Por razones políticas, jurídicas y democráticas (todas juntas) no puede ser que la policía tenga que salir con el rabo entre las piernas de ningún rincón de España

Nadie podrá acusarme de que no me interesa la política, de que no amo la integridad de España en todas sus provincias o de que no tenga un vivo interés en el resultado de las elecciones catalanas, pero en esos muchachos enajenados vi algo todavía más peligroso y oscuro. Estaban en juego sus almas o, dicho en laico para que no se me despegue ningún lector, sus posibilidades de integrarse a una vida racional.
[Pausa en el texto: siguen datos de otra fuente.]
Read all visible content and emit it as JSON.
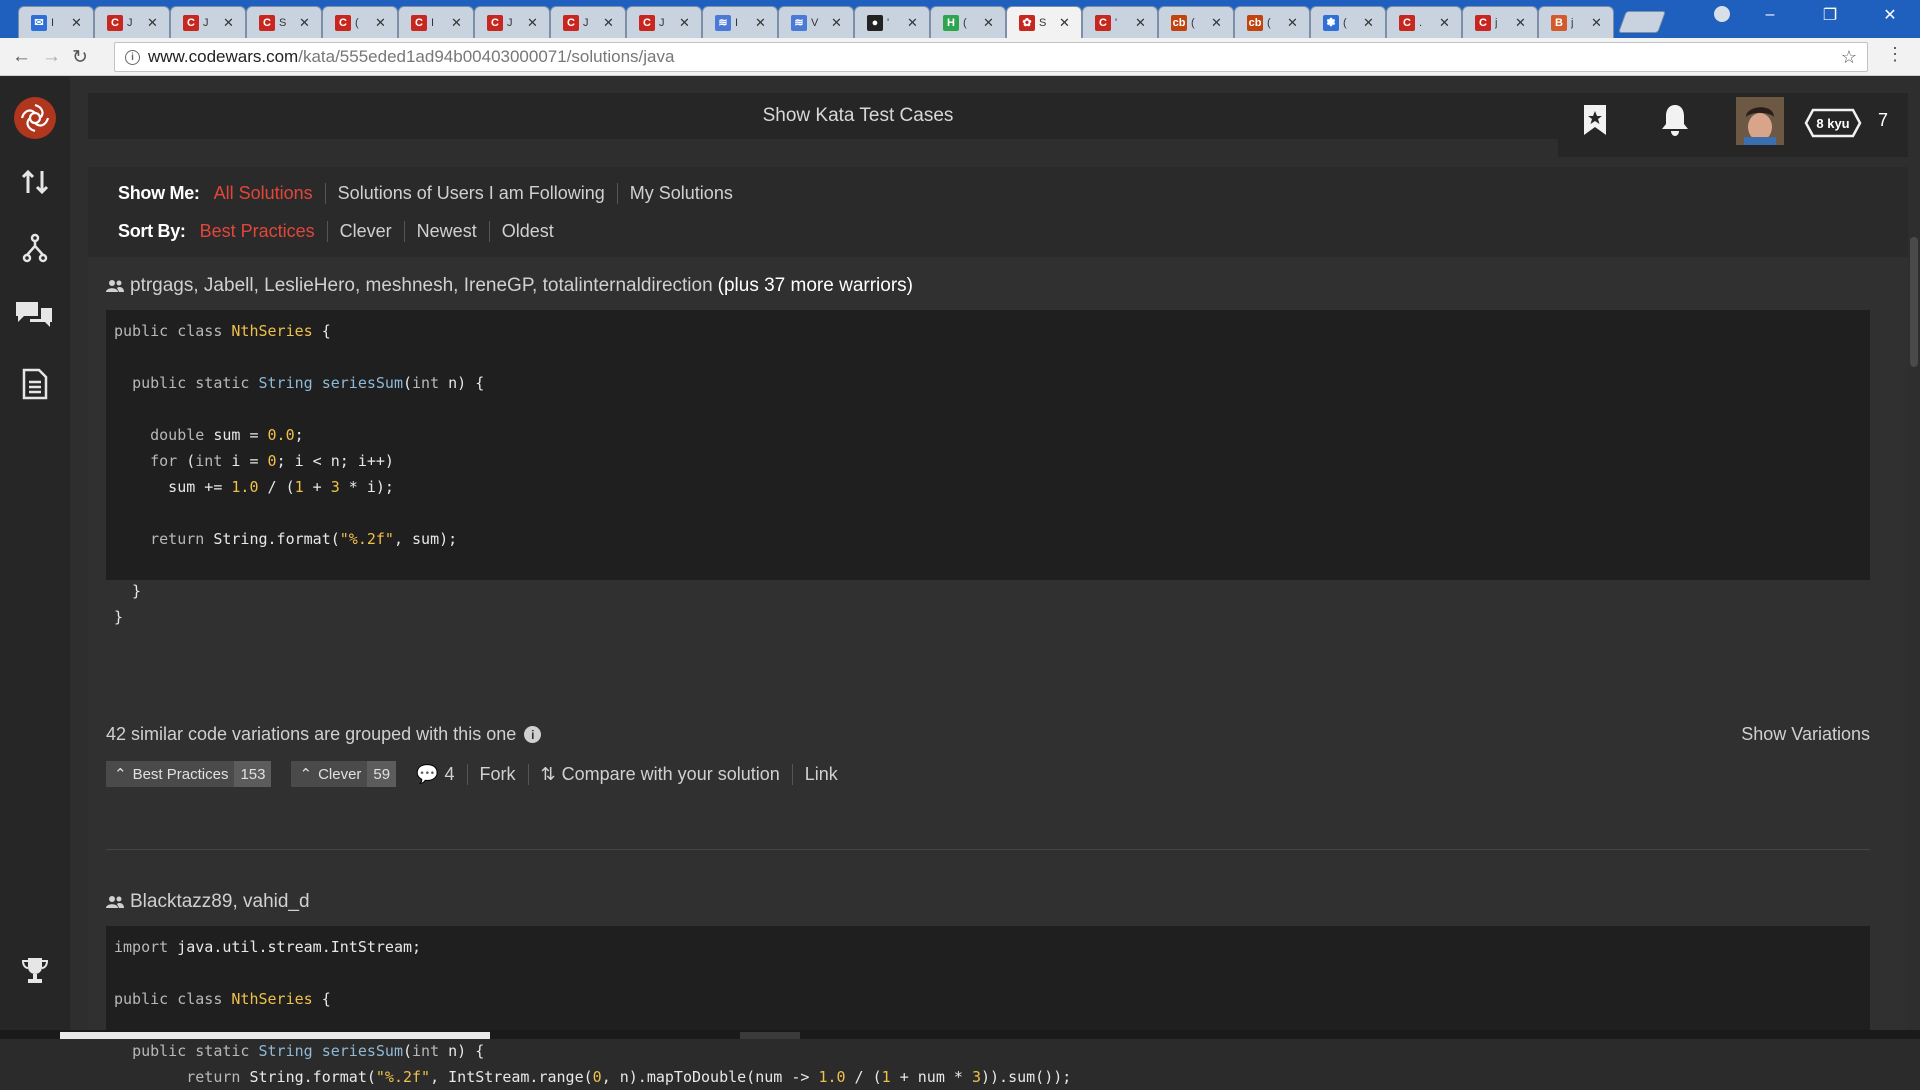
{
  "browser": {
    "tabs": [
      {
        "icon": "inbox-icon",
        "title": "I",
        "color": "#2d6fd6",
        "glyph": "✉"
      },
      {
        "icon": "codewars-icon",
        "title": "J",
        "color": "#c7271f",
        "glyph": "C"
      },
      {
        "icon": "codewars-icon",
        "title": "J",
        "color": "#c7271f",
        "glyph": "C"
      },
      {
        "icon": "codewars-icon",
        "title": "S",
        "color": "#c7271f",
        "glyph": "C"
      },
      {
        "icon": "codewars-icon",
        "title": "(",
        "color": "#c7271f",
        "glyph": "C"
      },
      {
        "icon": "codewars-icon",
        "title": "I",
        "color": "#c7271f",
        "glyph": "C"
      },
      {
        "icon": "codewars-icon",
        "title": "J",
        "color": "#c7271f",
        "glyph": "C"
      },
      {
        "icon": "codewars-icon",
        "title": "J",
        "color": "#c7271f",
        "glyph": "C"
      },
      {
        "icon": "codewars-icon",
        "title": "J",
        "color": "#c7271f",
        "glyph": "C"
      },
      {
        "icon": "layers-icon",
        "title": "I",
        "color": "#4a7ad6",
        "glyph": "≋"
      },
      {
        "icon": "layers-icon",
        "title": "V",
        "color": "#4a7ad6",
        "glyph": "≋"
      },
      {
        "icon": "github-icon",
        "title": "'",
        "color": "#222222",
        "glyph": "●"
      },
      {
        "icon": "h-icon",
        "title": "(",
        "color": "#2ea44f",
        "glyph": "H"
      },
      {
        "icon": "codewars-logo-icon",
        "title": "S",
        "color": "#c7271f",
        "glyph": "✿",
        "active": true
      },
      {
        "icon": "codewars-icon",
        "title": "'",
        "color": "#c7271f",
        "glyph": "C"
      },
      {
        "icon": "cb-icon",
        "title": "(",
        "color": "#c1440e",
        "glyph": "cb"
      },
      {
        "icon": "cb-icon",
        "title": "(",
        "color": "#c1440e",
        "glyph": "cb"
      },
      {
        "icon": "paw-icon",
        "title": "(",
        "color": "#2f6fd6",
        "glyph": "✽"
      },
      {
        "icon": "codewars-icon",
        "title": ".",
        "color": "#c7271f",
        "glyph": "C"
      },
      {
        "icon": "codewars-icon",
        "title": "j",
        "color": "#c7271f",
        "glyph": "C"
      },
      {
        "icon": "b-icon",
        "title": "j",
        "color": "#d35a2b",
        "glyph": "B"
      }
    ],
    "url_host": "www.codewars.com",
    "url_path": "/kata/555eded1ad94b00403000071/solutions/java"
  },
  "header": {
    "test_cases_label": "Show Kata Test Cases",
    "rank": "8 kyu",
    "honor": "7"
  },
  "filters": {
    "show_me_label": "Show Me:",
    "show_me_options": [
      "All Solutions",
      "Solutions of Users I am Following",
      "My Solutions"
    ],
    "show_me_selected": 0,
    "sort_by_label": "Sort By:",
    "sort_by_options": [
      "Best Practices",
      "Clever",
      "Newest",
      "Oldest"
    ],
    "sort_by_selected": 0
  },
  "solutions": [
    {
      "warriors": "ptrgags, Jabell, LeslieHero, meshnesh, IreneGP, totalinternaldirection",
      "more": "(plus 37 more warriors)",
      "variations_text": "42 similar code variations are grouped with this one",
      "show_variations": "Show Variations",
      "best_practices_label": "Best Practices",
      "best_practices_count": "153",
      "clever_label": "Clever",
      "clever_count": "59",
      "comments": "4",
      "fork": "Fork",
      "compare": "Compare with your solution",
      "link": "Link"
    },
    {
      "warriors": "Blacktazz89, vahid_d",
      "more": ""
    }
  ]
}
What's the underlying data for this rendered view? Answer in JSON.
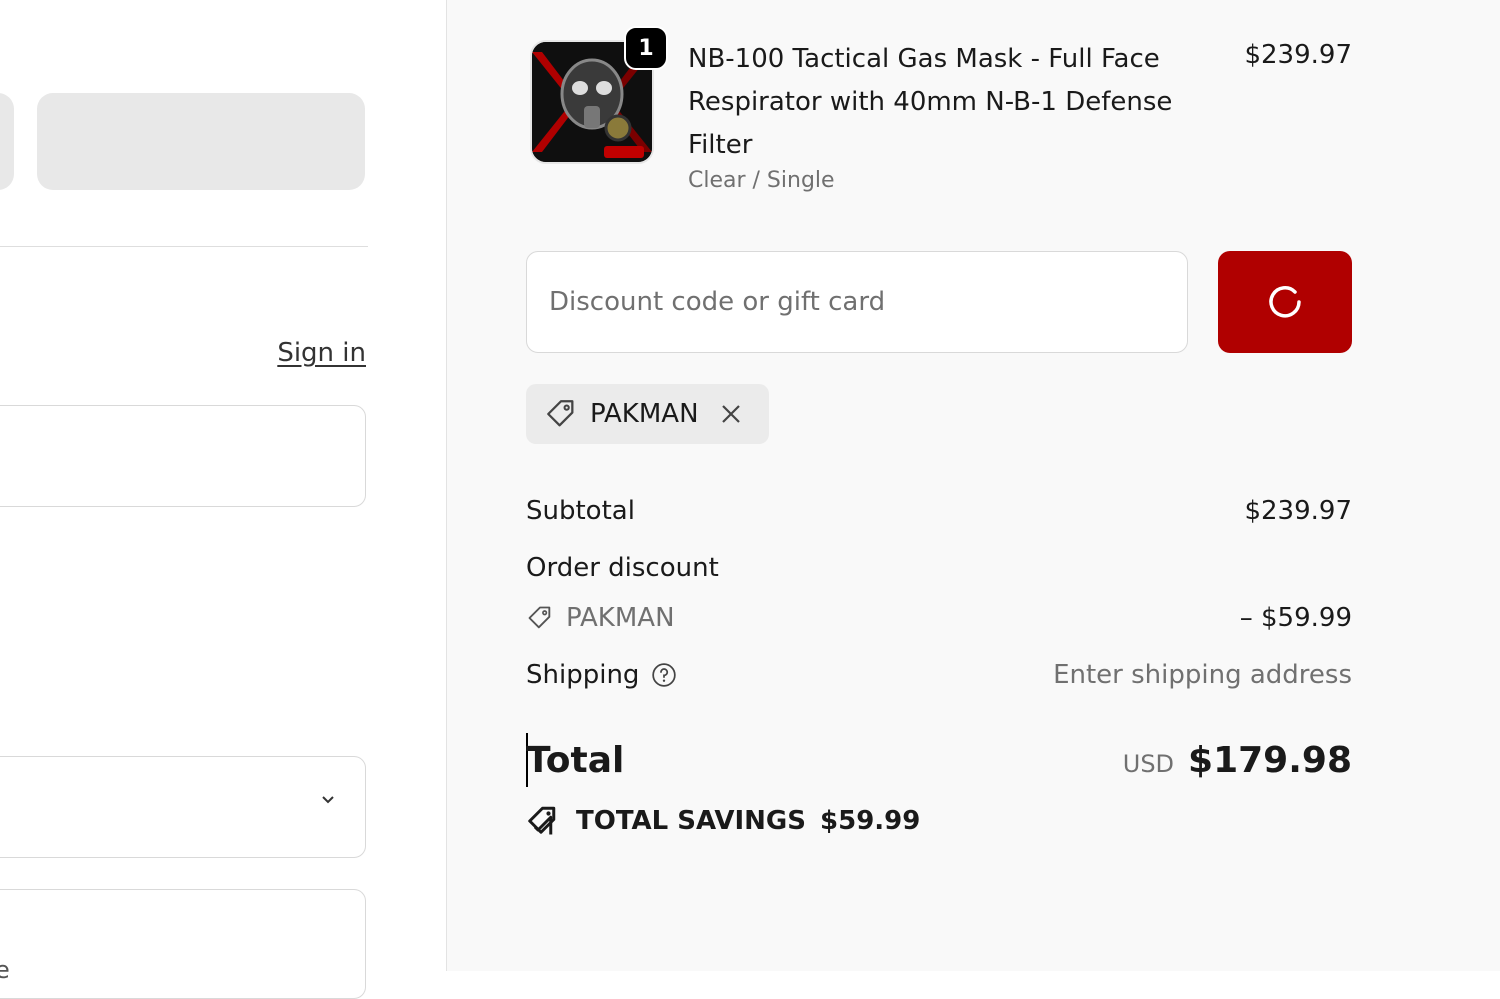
{
  "left": {
    "signin_label": "Sign in",
    "partial_field_text": "e"
  },
  "product": {
    "quantity": "1",
    "title": "NB-100 Tactical Gas Mask - Full Face Respirator with 40mm N-B-1 Defense Filter",
    "variant": "Clear / Single",
    "price": "$239.97",
    "image_icon": "gas-mask-product-image"
  },
  "discount": {
    "placeholder": "Discount code or gift card",
    "value": "",
    "apply_state": "loading",
    "applied_code": "PAKMAN"
  },
  "summary": {
    "subtotal_label": "Subtotal",
    "subtotal_value": "$239.97",
    "order_discount_label": "Order discount",
    "discount_code": "PAKMAN",
    "discount_value": "– $59.99",
    "shipping_label": "Shipping",
    "shipping_value": "Enter shipping address",
    "total_label": "Total",
    "currency": "USD",
    "total_value": "$179.98",
    "savings_label": "TOTAL SAVINGS",
    "savings_value": "$59.99"
  },
  "colors": {
    "accent": "#b00000",
    "summary_background": "#f9f9f9",
    "muted_text": "#707070"
  }
}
Por razones políticas, jurídicas y democráticas (todas juntas) no puede ser que la policía tenga que salir con el rabo entre las piernas de ningún rincón de España. Y todavía más, por las razones humanitarias más elementales, no se puede dejar que un puñado de jóvenes se despeñen por la cuesta abajo del salvajismo, la brutalidad más fanática y la falta de respeto a las normas de convivencia. Hay muchas responsabilidades y demasiadas complicidades por el camino, de nuevo políticas, educativas, familiares y, por supuesto, individuales e intransferibles; pero, al final, a la civilización la salva, como constató Spengler, un pelotón de soldados. Todavía estamos a tiempo de que la salve un puñado de policías que se hagan respetar un poco.